The sysstatus command is a system-defined alias for the Linux top command, which displays and updates information about the top CPU processes. It provides a real-time view of the processor activity. It lists the most CPU-intensive tasks on the system and can provide an interactive interface for manipulating processes. It can sort the tasks by CPU usage, memory usage, and runtime.
In order to view the current CPU activities, enter:
sysstatus -hvbcisqS -d delay -p pid -n iterations
If you execute the command and you do not select the batch mode option, you run in an interactive environment. In this environment, you can interact with the output:
Press H or ? in order to get the list of interactive commands.
Press the space key in order to refresh the data immediately.
Press Ctrl+L in order to erase and redraw the screen.
Press K in order to kill a specific process ID (pid).
Press Q in order to quit viewing the real-time data and return to the command prompt.
Press Ctrl+C in order to break the batch mode display.
Press I in order to toggle ignoring idle and zombie processes.
Press N or # in order to specify the number of processes to display on the screen. The value of zero (0) restores the default, which is the number of processes that fit on the screen.
Press S in order to toggles the cumulative mode, the equivalent of -S, that includes a defunct children of a process as part of the CPU times.
Press f or F in order to add fields or remove fields from the display.
Press o or O in order to change the order of the displayed fields.
Press L in order to toggle the display of load average and uptime information.
Press M in order to toggle the display of memory information.
Press T in order to toggle the display of processes and CPU states information.
Press C in order to toggle the display of command name or full command line.
Press N in order to sort the tasks numerically by the pid.
Press A in order to sort the tasks by age, with the newest first.
Press P in order to sort the tasks by CPU usage, which is the default.
Press M in order to sort the tasks by resident memory usage.
Press T in order to sort the tasks by time/cumulative time.
none The default behavior of this command displays the current CPU activities.
-h Displays the usage guidelines of the detailed command.
-d This specifies the delay between screen updates. You can change this delay with the -s interactive command.

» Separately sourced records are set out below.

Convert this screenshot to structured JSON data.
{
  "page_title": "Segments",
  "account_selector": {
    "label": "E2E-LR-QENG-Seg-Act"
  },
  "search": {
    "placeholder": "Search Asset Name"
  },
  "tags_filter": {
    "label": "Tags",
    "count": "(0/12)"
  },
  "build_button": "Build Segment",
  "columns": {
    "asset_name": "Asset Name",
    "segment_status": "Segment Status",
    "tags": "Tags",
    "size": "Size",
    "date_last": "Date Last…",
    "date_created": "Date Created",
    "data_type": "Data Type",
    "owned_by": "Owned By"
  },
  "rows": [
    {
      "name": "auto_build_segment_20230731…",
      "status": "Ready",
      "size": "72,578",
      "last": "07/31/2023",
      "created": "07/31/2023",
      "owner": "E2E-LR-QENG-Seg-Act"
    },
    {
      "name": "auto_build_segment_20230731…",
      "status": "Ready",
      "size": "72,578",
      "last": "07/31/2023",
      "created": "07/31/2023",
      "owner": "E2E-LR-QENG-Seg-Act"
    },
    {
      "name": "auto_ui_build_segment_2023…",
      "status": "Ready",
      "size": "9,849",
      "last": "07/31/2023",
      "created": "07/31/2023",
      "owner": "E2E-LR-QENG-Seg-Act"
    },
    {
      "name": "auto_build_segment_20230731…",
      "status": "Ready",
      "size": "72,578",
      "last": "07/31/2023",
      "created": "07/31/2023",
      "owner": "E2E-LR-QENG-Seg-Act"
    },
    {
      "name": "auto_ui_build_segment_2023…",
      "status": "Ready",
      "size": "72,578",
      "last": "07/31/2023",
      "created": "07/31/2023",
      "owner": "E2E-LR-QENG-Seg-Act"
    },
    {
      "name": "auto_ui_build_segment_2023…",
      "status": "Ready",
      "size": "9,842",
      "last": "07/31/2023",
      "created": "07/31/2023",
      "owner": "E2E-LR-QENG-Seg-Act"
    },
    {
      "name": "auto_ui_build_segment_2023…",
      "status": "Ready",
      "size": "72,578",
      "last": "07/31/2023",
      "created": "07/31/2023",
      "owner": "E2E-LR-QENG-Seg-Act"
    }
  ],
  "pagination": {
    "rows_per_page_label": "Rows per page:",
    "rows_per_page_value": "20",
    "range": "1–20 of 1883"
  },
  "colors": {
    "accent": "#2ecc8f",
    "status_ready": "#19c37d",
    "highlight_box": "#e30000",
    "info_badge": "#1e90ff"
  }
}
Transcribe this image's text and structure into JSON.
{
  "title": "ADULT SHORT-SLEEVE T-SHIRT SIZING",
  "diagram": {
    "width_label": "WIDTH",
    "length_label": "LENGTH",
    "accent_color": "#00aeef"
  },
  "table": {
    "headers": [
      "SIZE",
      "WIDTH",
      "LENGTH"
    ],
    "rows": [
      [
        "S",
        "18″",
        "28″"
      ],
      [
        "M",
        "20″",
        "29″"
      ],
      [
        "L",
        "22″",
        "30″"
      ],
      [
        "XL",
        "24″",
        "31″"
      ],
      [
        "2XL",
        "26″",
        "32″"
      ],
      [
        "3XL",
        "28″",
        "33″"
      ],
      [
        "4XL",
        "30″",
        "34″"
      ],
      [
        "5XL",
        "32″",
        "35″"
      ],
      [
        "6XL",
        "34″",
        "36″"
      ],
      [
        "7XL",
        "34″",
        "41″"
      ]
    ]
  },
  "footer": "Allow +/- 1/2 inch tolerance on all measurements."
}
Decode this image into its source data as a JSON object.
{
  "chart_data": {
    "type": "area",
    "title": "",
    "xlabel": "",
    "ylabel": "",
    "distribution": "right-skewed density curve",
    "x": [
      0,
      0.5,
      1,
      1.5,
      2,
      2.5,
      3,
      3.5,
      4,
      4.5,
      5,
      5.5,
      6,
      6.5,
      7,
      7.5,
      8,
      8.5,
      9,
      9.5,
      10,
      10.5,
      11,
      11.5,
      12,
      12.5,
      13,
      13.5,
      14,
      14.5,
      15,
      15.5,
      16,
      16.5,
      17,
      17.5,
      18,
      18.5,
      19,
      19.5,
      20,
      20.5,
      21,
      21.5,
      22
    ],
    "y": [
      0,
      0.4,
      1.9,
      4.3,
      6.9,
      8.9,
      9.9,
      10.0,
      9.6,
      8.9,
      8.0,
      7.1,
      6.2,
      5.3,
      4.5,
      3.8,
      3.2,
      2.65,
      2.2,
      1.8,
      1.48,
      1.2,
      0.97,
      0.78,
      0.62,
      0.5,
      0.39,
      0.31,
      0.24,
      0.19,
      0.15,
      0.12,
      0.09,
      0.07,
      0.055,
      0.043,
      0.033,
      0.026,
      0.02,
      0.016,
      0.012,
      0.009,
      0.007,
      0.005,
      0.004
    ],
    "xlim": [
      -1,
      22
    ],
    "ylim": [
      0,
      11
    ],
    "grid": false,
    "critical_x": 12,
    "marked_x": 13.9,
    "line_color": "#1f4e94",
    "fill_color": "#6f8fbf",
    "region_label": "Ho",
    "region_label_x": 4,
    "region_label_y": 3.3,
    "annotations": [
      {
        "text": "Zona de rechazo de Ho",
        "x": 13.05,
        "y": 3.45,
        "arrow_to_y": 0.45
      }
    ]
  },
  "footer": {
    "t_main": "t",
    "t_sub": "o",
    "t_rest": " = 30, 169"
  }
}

-p Monitors only those processes with the given process ID. This flag can be given up to twenty times. This option is not available interactively.
-q This causes sysstatus to refresh without any delay.
-S This specifies cumulative mode, where each process is listed with the CPU time it has spent. It also lists the CPU time of the dead children for each process.
-s This tells sysstatus to run in secure mode. This option disables the potentially dangerous interactive commands.
-i This starts sysstatus to ignore any idle or zombie processes.
-C This the display total of CPU states in addition to individual CPUs. This option only affects SMP systems.
-c This displays the command line instead of the command name only. The default behavior has changed as this seems to be more useful.
-n This is the number of iterations. Update the display this number of times and then exit.
-b Batch mode. This is useful for copying output from sysstatus to a file. In this mode, sysstatus does not accept command line input. It runs until it reaches the number of iterations specified by the n option or until killed. Output is plain text suitable for display on a dumb terminal.